A new provincial extension service is in the works, an initiative applauded at an Agri-Extension and Research event organized by the Alberni-Clayoquot Regional District and held at the BC Ministry of Agriculture and Food in Abbotsford on January 27.
The regional extension program will be launched this spring.
It will be a progression of the regional model used by the Climate Change Adaptation Program but be more producer-engaged with applied research, according to a presentation delivered by ACRD agricultural support coordinator Heather Shobe, who led the event.

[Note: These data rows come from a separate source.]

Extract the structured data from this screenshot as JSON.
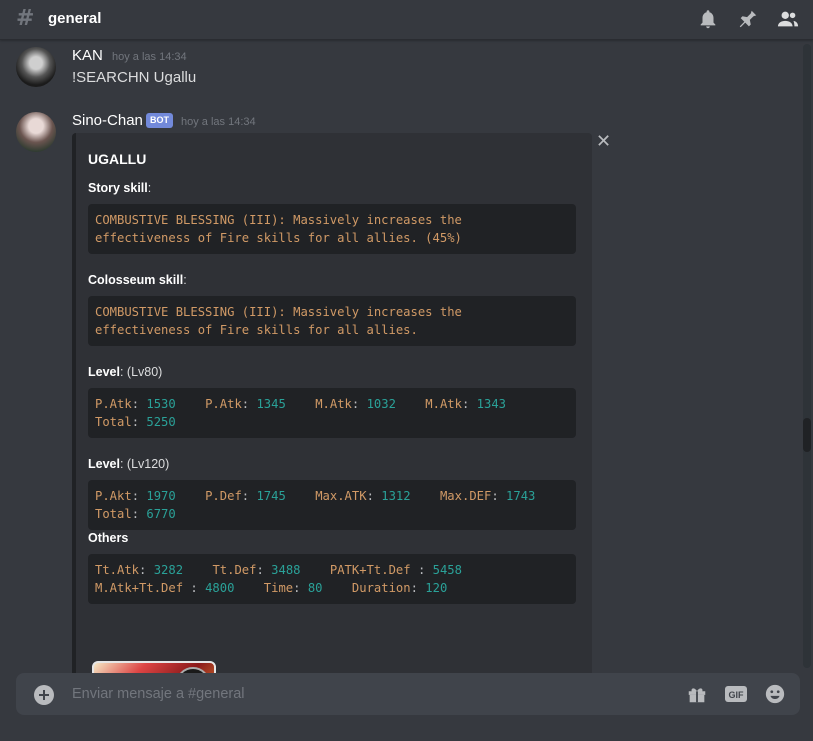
{
  "channel": {
    "name": "general"
  },
  "messages": [
    {
      "username": "KAN",
      "timestamp": "hoy a las 14:34",
      "text": "!SEARCHN Ugallu"
    },
    {
      "username": "Sino-Chan",
      "bot_tag": "BOT",
      "timestamp": "hoy a las 14:34"
    }
  ],
  "embed": {
    "close": "✕",
    "title": "UGALLU",
    "story_skill": {
      "name": "Story skill",
      "suffix": ":",
      "lines": [
        "COMBUSTIVE BLESSING (III): Massively increases the",
        "effectiveness of Fire skills for all allies. (45%)"
      ]
    },
    "colosseum_skill": {
      "name": "Colosseum skill",
      "suffix": ":",
      "lines": [
        "COMBUSTIVE BLESSING (III): Massively increases the",
        "effectiveness of Fire skills for all allies."
      ]
    },
    "level80": {
      "name": "Level",
      "value": ": (Lv80)",
      "row1": [
        {
          "k": "P.Atk",
          "v": "1530"
        },
        {
          "k": "P.Atk",
          "v": "1345"
        },
        {
          "k": "M.Atk",
          "v": "1032"
        },
        {
          "k": "M.Atk",
          "v": "1343"
        }
      ],
      "total_label": "Total",
      "total_value": "5250"
    },
    "level120": {
      "name": "Level",
      "value": ": (Lv120)",
      "row1": [
        {
          "k": "P.Akt",
          "v": "1970"
        },
        {
          "k": "P.Def",
          "v": "1745"
        },
        {
          "k": "Max.ATK",
          "v": "1312"
        },
        {
          "k": "Max.DEF",
          "v": "1743"
        }
      ],
      "total_label": "Total",
      "total_value": "6770"
    },
    "others": {
      "name": "Others",
      "row1": [
        {
          "k": "Tt.Atk",
          "v": "3282"
        },
        {
          "k": "Tt.Def",
          "v": "3488"
        },
        {
          "k": "PATK+Tt.Def ",
          "v": "5458"
        }
      ],
      "row2": [
        {
          "k": "M.Atk+Tt.Def ",
          "v": "4800"
        },
        {
          "k": "Time",
          "v": "80"
        },
        {
          "k": "Duration",
          "v": "120"
        }
      ]
    }
  },
  "composer": {
    "placeholder": "Enviar mensaje a #general"
  },
  "icons": {
    "top": [
      "bell-icon",
      "pin-icon",
      "members-icon"
    ],
    "composer": [
      "gift-icon",
      "gif-icon",
      "emoji-icon"
    ]
  },
  "colors": {
    "background": "#36393f",
    "embed_bg": "#2f3136",
    "code_bg": "#202225",
    "code_key": "#d19a66",
    "code_value": "#2aa198",
    "bot_tag": "#7289da"
  }
}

Dovetailing with provincial priorities, the new program will focus on climate mitigation, adaptation and overall sustainability. Since human and financial resources are considerations, it aims to effectively use its own staff while engaging with allied organizations.
The program remains in development, but Shobe said it promises to fit with the vision of a more integrated approach to regional agricultural support.
“A network approach could be an avenue to ensure that producers and regional actors are co-leaders in development of programs that meet their particular regional needs,” she says.
Other opportunities discussed at the event included reinvigorating the province’s network of farmers institutes.
A meeting of institute representatives took place in 2018 and 2019, but ended with the pandemic. Without a dedicated staff person overseeing the secretariat set up to coordinate linkages between the institutes, the initiative has fallen by the wayside despite a desire to forge closer ties.
However, several speakers at the January 27 event expressed a desire for the institutes to support agriculture in the province’s several regions.
Closer collaboration with the academic community is another opportunity. However, breakout groups said a coordinator is needed to direct the work, similar to farmers institutes.
A third breakout group at the event discussed a whole food system approach that would include both marine and Indigenous foods, not just conventional agriculture.
A total of 22 people attended the event, which was the culmination of a three–year project funded in part by the Vancouver Foundation. A final report is due in the near future.
Shobe said a further three-year program may be considered that builds on the existing work.